Aguanté todo lo que me fue posible. Mis manos sujetaban un pañuelo y era bien visto que alguna lágrima de orgullo escapase de mis ojos. A todas las personas las bodas lograban conmoverles, al menos, las que yo conocía. La única diferencia es que mis lágrimas no estaban teñidas de las mismas emociones que las de mi madre, por ejemplo, sino que se ahogaban en sufrimiento.

Todas las personas fueron abandonando la iglesia, uno a uno después de felicitar a los novios y la familia de cada uno de ellos. Intentaba mantener la sonrisa fingiendo esa felicidad que no tenía cabida en mí. Por egoísta que pudiese sonar, mi alegría con mi hermana era ínfima en comparación con mi despecho.

Mi madre atrapó mi mano en un instante en que se debió ensombrecer mi rostro y con un apretón me recordó mi papel una vez más.

—Queridísima Mónica —los brazos de Sebastián me rodearon como lo habían hecho desde nuestra más tierna infancia—. No puedes ni imaginarte lo feliz que soy ahora mismo.

Sebastián, el novio, el hombre más apuesto, el entregado a todo lo que un buen esposo debía estar. Pletórico y enamorado sin importarle ni lo más mínimo, mis escondidas emociones. Nunca lo supo y nunca se lo diría.

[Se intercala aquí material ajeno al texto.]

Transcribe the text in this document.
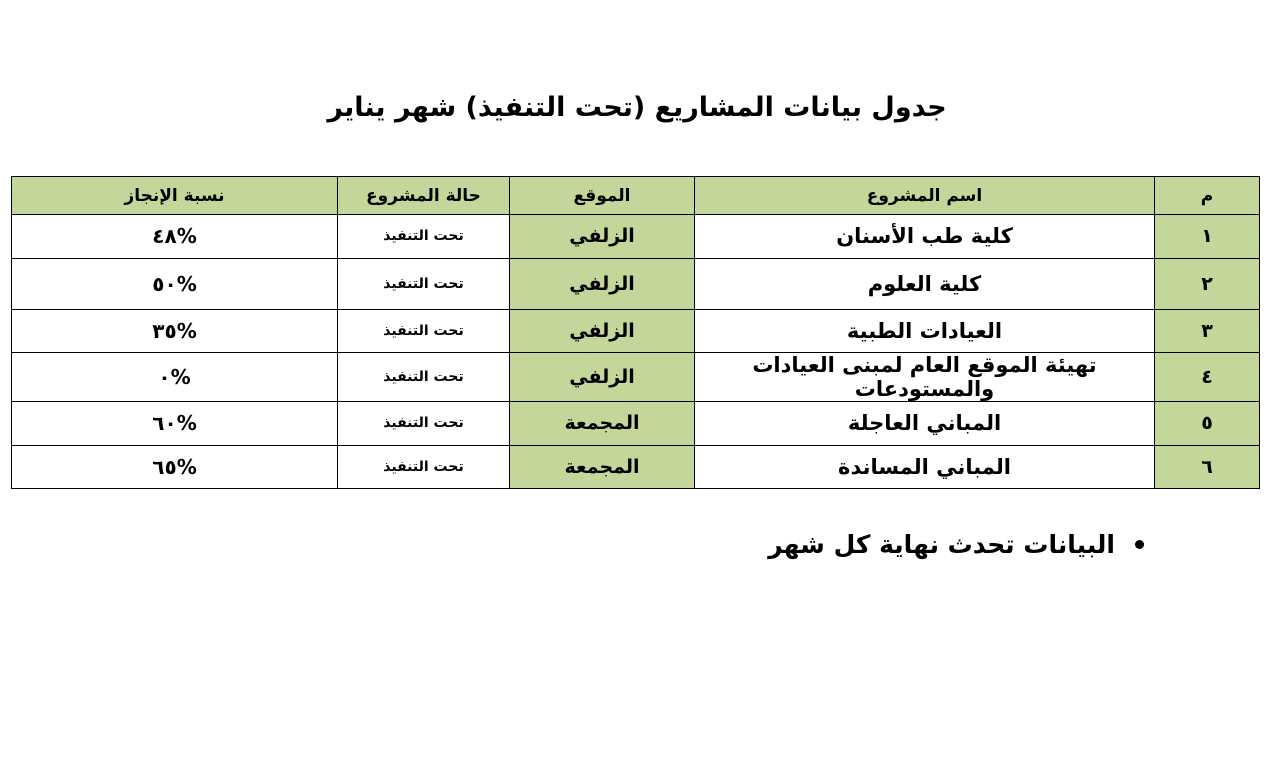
جدول بيانات المشاريع (تحت التنفيذ) شهر يناير
م	اسم المشروع	الموقع	حالة المشروع	نسبة الإنجاز
١	كلية طب الأسنان	الزلفي	تحت التنفيذ	%٤٨
٢	كلية العلوم	الزلفي	تحت التنفيذ	%٥٠
٣	العيادات الطبية	الزلفي	تحت التنفيذ	%٣٥
٤	تهيئة الموقع العام لمبنى العيادات والمستودعات	الزلفي	تحت التنفيذ	%٠
٥	المباني العاجلة	المجمعة	تحت التنفيذ	%٦٠
٦	المباني المساندة	المجمعة	تحت التنفيذ	%٦٥
البيانات تحدث نهاية كل شهر
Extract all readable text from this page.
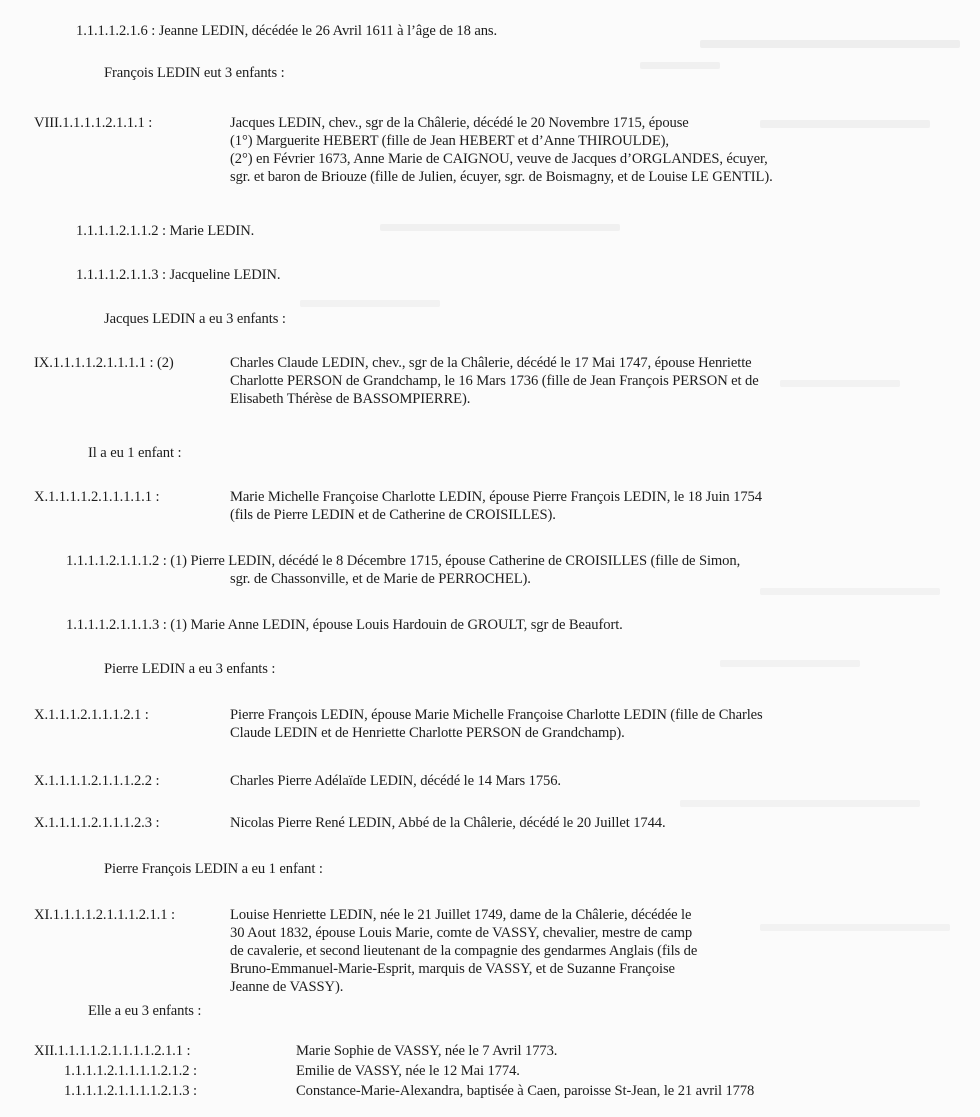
1.1.1.1.2.1.6 : Jeanne LEDIN, décédée le 26 Avril 1611 à l’âge de 18 ans.
François LEDIN eut 3 enfants :
VIII.1.1.1.1.2.1.1.1 :	Jacques LEDIN, chev., sgr de la Châlerie, décédé le 20 Novembre 1715, épouse
(1°) Marguerite HEBERT (fille de Jean HEBERT et d’Anne THIROULDE),
(2°) en Février 1673, Anne Marie de CAIGNOU, veuve de Jacques d’ORGLANDES, écuyer,
sgr. et baron de Briouze (fille de Julien, écuyer, sgr. de Boismagny, et de Louise LE GENTIL).
1.1.1.1.2.1.1.2 : Marie LEDIN.
1.1.1.1.2.1.1.3 : Jacqueline LEDIN.
Jacques LEDIN a eu 3 enfants :
IX.1.1.1.1.2.1.1.1.1 : (2)	Charles Claude LEDIN, chev., sgr de la Châlerie, décédé le 17 Mai 1747, épouse Henriette
Charlotte PERSON de Grandchamp, le 16 Mars 1736 (fille de Jean François PERSON et de
Elisabeth Thérèse de BASSOMPIERRE).
Il a eu 1 enfant :
X.1.1.1.1.2.1.1.1.1.1 :	Marie Michelle Françoise Charlotte LEDIN, épouse Pierre François LEDIN, le 18 Juin 1754
(fils de Pierre LEDIN et de Catherine de CROISILLES).
1.1.1.1.2.1.1.1.2 : (1) Pierre LEDIN, décédé le 8 Décembre 1715, épouse Catherine de CROISILLES (fille de Simon,
sgr. de Chassonville, et de Marie de PERROCHEL).
1.1.1.1.2.1.1.1.3 : (1) Marie Anne LEDIN, épouse Louis Hardouin de GROULT, sgr de Beaufort.
Pierre LEDIN a eu 3 enfants :
X.1.1.1.2.1.1.1.2.1 :	Pierre François LEDIN, épouse Marie Michelle Françoise Charlotte LEDIN (fille de Charles
Claude LEDIN et de Henriette Charlotte PERSON de Grandchamp).
X.1.1.1.1.2.1.1.1.2.2 :	Charles Pierre Adélaïde LEDIN, décédé le 14 Mars 1756.
X.1.1.1.1.2.1.1.1.2.3 :	Nicolas Pierre René LEDIN, Abbé de la Châlerie, décédé le 20 Juillet 1744.
Pierre François LEDIN a eu 1 enfant :
XI.1.1.1.1.2.1.1.1.2.1.1 :	Louise Henriette LEDIN, née le 21 Juillet 1749, dame de la Châlerie, décédée le
30 Aout 1832, épouse Louis Marie, comte de VASSY, chevalier, mestre de camp
de cavalerie, et second lieutenant de la compagnie des gendarmes Anglais (fils de
Bruno-Emmanuel-Marie-Esprit, marquis de VASSY, et de Suzanne Françoise
Jeanne de VASSY).
Elle a eu 3 enfants :
XII.1.1.1.1.2.1.1.1.1.2.1.1 :	Marie Sophie de VASSY, née le 7 Avril 1773.
1.1.1.1.2.1.1.1.1.2.1.2 :	Emilie de VASSY, née le 12 Mai 1774.
1.1.1.1.2.1.1.1.1.2.1.3 :	Constance-Marie-Alexandra, baptisée à Caen, paroisse St-Jean, le 21 avril 1778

—Puedo verlo. Es algo que resalta a simple vista —sonreí con la sinceridad que solamente su cercanía me permitía expresar—. Te mereces tanto ser feliz.

Cogió mi mano en la suya y beso el dorso del mismo modo que todos los caballeros debían hacerlo.

—No merezco ni la mínima felicidad que tú, pero mírame, la hallé. No quiero imaginarme cómo será tu rostro el día que llegues al altar. Sé que brillarás con luz propia —su sonrisa logró que mi malestar fuese aún mayor, pero había aprendido, desde su compromiso, a no mostrar mis verdaderas emociones sino todo lo contrario.

Recordaba siempre las palabras de mi madre: la mujer correcta es aquella que llama la atención sin pretenderlo. Así que, desde una tierna infancia había aprendido a ser callada, silenciosa y cautelosa. Sin embargo, mi hermana, que era todo lo contrario a mí, había sido capaz de lograr lo que se me había hecho imposible: conquistar el corazón de Sebastián.

—Vendréis a la fiesta, ¿verdad? —preguntó a mi madre que estaba a un par de metros.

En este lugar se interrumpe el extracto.